Pulling up short on a platform, I walk to the edge and grip the wooden railing. Below me, a tumble of red and black volcanic rocks leads to the sea. “It’s over. I pretty much carpet-bombed any chance we had of being together.”

“I have a hard time believing that.”

“Believe it. I’ve been so caught up with this promotion that I completely lost sight of everything else. Maybe I should drop out. Withdraw my name from the running. I need to focus on you right now.”

Walsh grabs me by the forearm and whirls me around to look at her. “Don’t you dare. You’re Henley Fucking Evans. When the going gets tough, you pack that mother with TNT and raze it to the ground. Obstacles? No such thing.”

“I need to be there for you.”

“Hen, I’m not your responsibility. I appreciate you wanting to help me, and honestly right now I’ll take all the help I can get. But you shouldn’t give up everything for me. I won’t let you. First step? Talk to that man. I’ve never seen you so happy as when you’re with him. You practically glow. If you’re in the wrong, apologize. Make it better.”

Walsh is right. I owe Graeme an apology. It’s the right thing to do—even if it doesn’t change a damn thing.

Please let it change things. Graeme has turned out to be the most thoughtful, kind, supportive man I’ve ever met, and I threw him out of my life like garbage. My gut seizes and I force down a sudden swell of nausea.

I like him so much it scares me.

But then there’s Walsh… and the promotion…

How can I choose? Do I have to choose? Can I really be there to support Walsh, give my career my all, and somehow be with the man of my dreams?

It doesn’t seem possible. Especially after last night.

I swallow hard. I have to at least try to make things right with Graeme, even if it’s too late. I owe it to him, and I owe it to myself.

With a stiff breeze pushing tendrils of hair from my face, I climb the final flight of steps to the dirt incline leading to the top of the island. Taking a deep breath, I shuffle over to stand next to Graeme. Wind whips my cheeks and I tuck a stray lock of hair behind my ear.

“Hey,” I say, wiping my sweaty palms on my hiking shorts.

He doesn’t look at me. “Hey.”

“The view up here is really something,” I say lamely. An untold expanse of ocean embraces the rolling green hills of neighboring Santiago Island, spreading out before us.

He cuts me a sideways look as he raises his camera.

I deflate. “Okay, scratch the small talk. I’m sorry—for what I said last night and how I acted. You didn’t deserve any of that.”

Nostrils flaring, he nods once. His camera clicks.

“The truth is… I don’t know what I want right now.

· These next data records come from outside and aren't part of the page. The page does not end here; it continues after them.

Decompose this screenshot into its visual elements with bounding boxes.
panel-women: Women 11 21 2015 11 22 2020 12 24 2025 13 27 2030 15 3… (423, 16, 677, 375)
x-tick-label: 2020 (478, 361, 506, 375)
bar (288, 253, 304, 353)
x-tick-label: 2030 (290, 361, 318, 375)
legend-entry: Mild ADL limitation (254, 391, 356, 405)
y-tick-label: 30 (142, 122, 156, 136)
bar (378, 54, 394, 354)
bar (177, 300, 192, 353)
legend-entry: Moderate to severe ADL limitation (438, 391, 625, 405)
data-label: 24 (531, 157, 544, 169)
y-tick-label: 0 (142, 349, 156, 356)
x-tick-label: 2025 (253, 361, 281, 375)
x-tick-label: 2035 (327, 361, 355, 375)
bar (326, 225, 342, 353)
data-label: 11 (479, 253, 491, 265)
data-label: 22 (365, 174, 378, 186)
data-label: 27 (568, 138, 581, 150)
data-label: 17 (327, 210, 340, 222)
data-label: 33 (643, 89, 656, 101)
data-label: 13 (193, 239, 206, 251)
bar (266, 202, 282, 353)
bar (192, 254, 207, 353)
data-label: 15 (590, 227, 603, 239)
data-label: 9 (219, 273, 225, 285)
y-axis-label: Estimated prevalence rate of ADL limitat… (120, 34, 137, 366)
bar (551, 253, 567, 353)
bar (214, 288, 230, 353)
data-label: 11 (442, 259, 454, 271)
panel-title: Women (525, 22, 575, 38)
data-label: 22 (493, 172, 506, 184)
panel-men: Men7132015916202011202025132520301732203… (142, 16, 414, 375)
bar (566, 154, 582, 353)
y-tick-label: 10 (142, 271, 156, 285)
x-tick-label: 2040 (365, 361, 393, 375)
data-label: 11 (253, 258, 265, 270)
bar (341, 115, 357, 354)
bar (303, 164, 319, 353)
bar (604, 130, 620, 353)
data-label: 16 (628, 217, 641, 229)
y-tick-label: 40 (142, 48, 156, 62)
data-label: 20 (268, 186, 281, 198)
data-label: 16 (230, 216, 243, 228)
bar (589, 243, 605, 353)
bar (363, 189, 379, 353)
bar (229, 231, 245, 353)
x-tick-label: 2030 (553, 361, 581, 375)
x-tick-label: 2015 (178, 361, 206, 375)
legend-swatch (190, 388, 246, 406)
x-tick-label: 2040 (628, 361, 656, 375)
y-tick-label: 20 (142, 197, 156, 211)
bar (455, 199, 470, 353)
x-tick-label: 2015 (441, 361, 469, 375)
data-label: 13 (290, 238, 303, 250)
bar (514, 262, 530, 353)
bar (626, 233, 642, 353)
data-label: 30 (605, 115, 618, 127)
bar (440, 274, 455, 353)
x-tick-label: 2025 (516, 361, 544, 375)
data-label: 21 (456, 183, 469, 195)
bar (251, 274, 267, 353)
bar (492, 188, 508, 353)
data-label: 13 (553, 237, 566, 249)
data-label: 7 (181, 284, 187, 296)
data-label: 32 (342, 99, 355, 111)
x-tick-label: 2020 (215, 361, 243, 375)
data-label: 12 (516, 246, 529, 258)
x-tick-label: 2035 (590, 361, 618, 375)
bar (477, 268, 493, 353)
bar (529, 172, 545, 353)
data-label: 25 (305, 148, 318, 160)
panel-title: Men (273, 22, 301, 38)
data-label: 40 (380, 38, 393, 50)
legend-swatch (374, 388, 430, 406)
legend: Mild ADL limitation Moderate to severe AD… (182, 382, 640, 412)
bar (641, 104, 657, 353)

I learned something last night, after you left…” I steal a glance at Walsh, who’s pointedly not looking our way. She’s leaning against the railing on the stairs, gazing out at the view.

“It made me realize something. You were right about me. I am scared—of everything. I’m scared I’ll lose this promotion, and I’m scared of what will happen if I don’t. I’m scared of trying new things and of failure. I need to make some changes in my life. Big changes.”

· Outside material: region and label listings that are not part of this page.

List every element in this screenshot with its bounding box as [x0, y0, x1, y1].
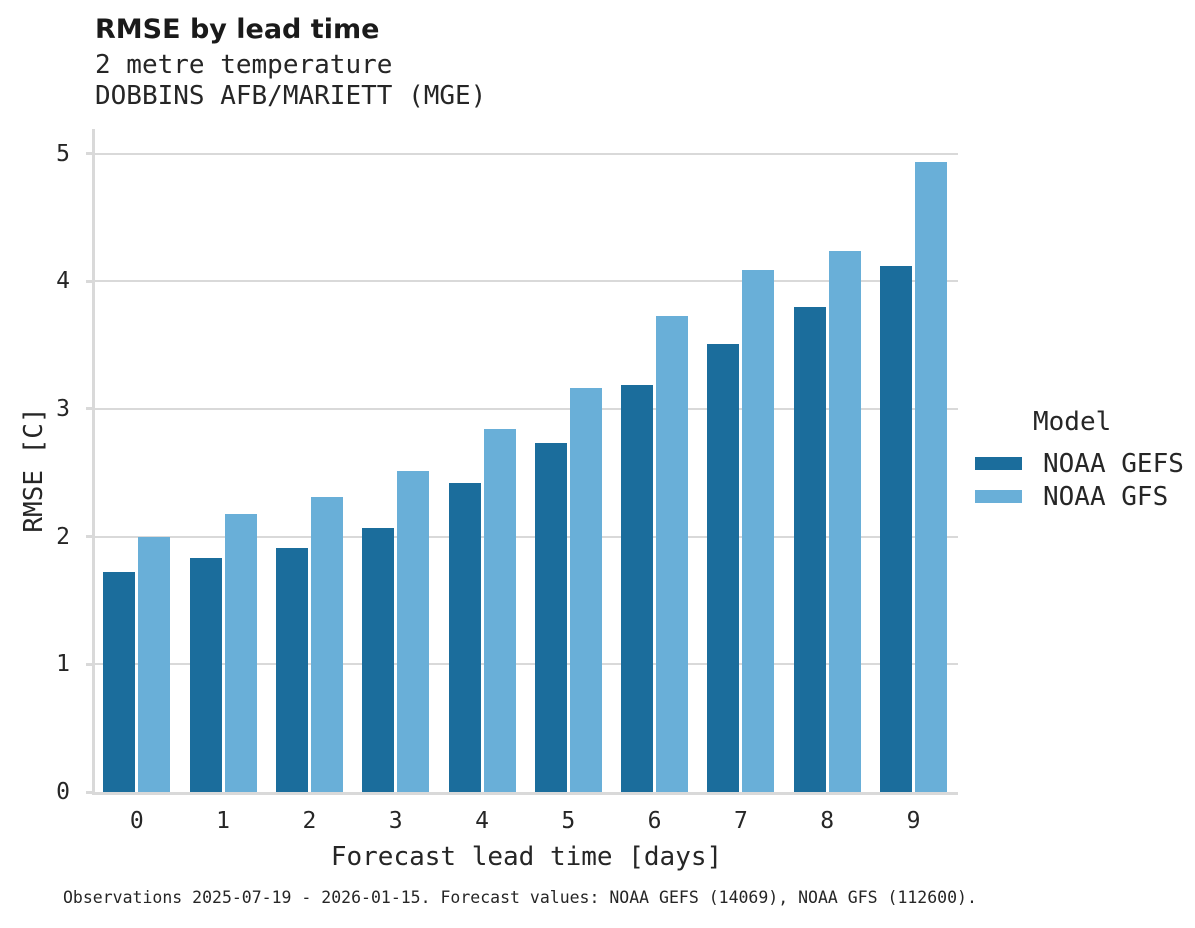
- legend-title: Model: [1033, 407, 1112, 437]
- x-tick-label: 7: [733, 808, 748, 834]
- bar-noaa-gfs: [397, 471, 430, 792]
- y-tick: [86, 279, 92, 283]
- y-tick: [86, 407, 92, 411]
- y-axis-label: RMSE [C]: [19, 407, 49, 533]
- legend-entry: NOAA GEFS: [975, 447, 1184, 480]
- x-tick-label: 6: [647, 808, 662, 834]
- gridline: [95, 280, 958, 283]
- y-tick: [86, 152, 92, 155]
- gridline: [95, 535, 958, 538]
- bar-noaa-gfs: [224, 513, 257, 792]
- y-tick-label: 2: [56, 523, 70, 550]
- bar-noaa-gfs: [310, 497, 343, 792]
- x-tick-label: 5: [561, 808, 576, 834]
- bar-noaa-gefs: [621, 384, 654, 792]
- bar-noaa-gfs: [569, 388, 602, 792]
- bar-noaa-gefs: [793, 306, 826, 792]
- chart-subtitle: 2 metre temperature DOBBINS AFB/MARIETT …: [95, 50, 486, 112]
- bar-noaa-gefs: [362, 527, 395, 792]
- legend-entry-label: NOAA GFS: [1043, 481, 1169, 512]
- bar-noaa-gfs: [138, 536, 171, 792]
- chart-subtitle-line2: DOBBINS AFB/MARIETT (MGE): [95, 81, 487, 111]
- gridline: [95, 407, 958, 410]
- y-tick-label: 3: [56, 395, 70, 422]
- legend-swatch-icon: [975, 457, 1022, 470]
- bar-noaa-gefs: [707, 343, 740, 792]
- x-tick-label: 8: [820, 808, 835, 834]
- chart-subtitle-line1: 2 metre temperature: [95, 50, 393, 80]
- chart-title: RMSE by lead time: [95, 14, 380, 45]
- plot-area: 0 1 2 3 4 5 0 1 2 3 4 5 6 7 8 9 Forecast lead time [da…: [56, 129, 958, 872]
- x-tick-label: 9: [906, 808, 921, 834]
- bar-noaa-gefs: [275, 548, 308, 792]
- y-tick-label: 1: [56, 651, 70, 678]
- bar-noaa-gefs: [448, 482, 481, 792]
- bar-noaa-gfs: [483, 429, 516, 792]
- y-tick: [86, 662, 92, 666]
- chart-footnote: Observations 2025-07-19 - 2026-01-15. Fo…: [63, 888, 977, 907]
- gridline: [95, 152, 958, 155]
- bar-noaa-gfs: [828, 250, 861, 792]
- y-tick: [86, 535, 92, 539]
- legend: Model NOAA GEFS NOAA GFS: [975, 406, 1184, 513]
- x-tick-label: 4: [475, 808, 489, 834]
- x-axis-spine: [92, 792, 958, 795]
- y-tick-label: 4: [56, 268, 70, 295]
- y-axis-spine: [92, 129, 95, 795]
- y-tick: [86, 790, 92, 794]
- x-tick-label: 0: [129, 808, 144, 834]
- x-tick-label: 1: [216, 808, 231, 834]
- gridline: [95, 663, 958, 666]
- legend-entry: NOAA GFS: [975, 480, 1184, 513]
- bar-noaa-gefs: [880, 265, 912, 792]
- y-tick-label: 0: [56, 779, 70, 805]
- bar-noaa-gfs: [656, 315, 689, 792]
- legend-swatch-icon: [975, 490, 1022, 503]
- legend-entries: NOAA GEFS NOAA GFS: [975, 447, 1184, 513]
- bar-noaa-gfs: [742, 269, 775, 792]
- x-tick-label: 3: [388, 808, 403, 834]
- bar-noaa-gefs: [189, 558, 222, 792]
- bar-noaa-gefs: [534, 443, 567, 792]
- bar-noaa-gfs: [915, 162, 947, 792]
- bar-noaa-gefs: [103, 572, 136, 792]
- x-axis-label: Forecast lead time [days]: [330, 842, 723, 872]
- legend-entry-label: NOAA GEFS: [1043, 448, 1184, 479]
- y-tick-label: 5: [56, 140, 70, 167]
- x-tick-label: 2: [302, 808, 317, 834]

Something skitters under the railing to my left. It’s a little black lizard with a splotch of red on its muzzle. Apparently, the island isn’t devoid of life after all.

I swallow the dry lump coalescing in my throat. Graeme still won’t look at me. “I—I understand if you don’t want anything to do with me. I wouldn’t either, if I were you…”

Graeme’s shoulders stiffen. Behind his camera, his face is an impassive mask.

Heart crumbling into dust, I rest my hand on his forearm. “So I just want to say thank you. For everything. No matter what happens with the promotion or us or any of it, know that I’ll always cherish this time with you. You are the kindest, most caring man I’ve ever had the privilege to know. Your resilience inspires me. I’m in awe of you.”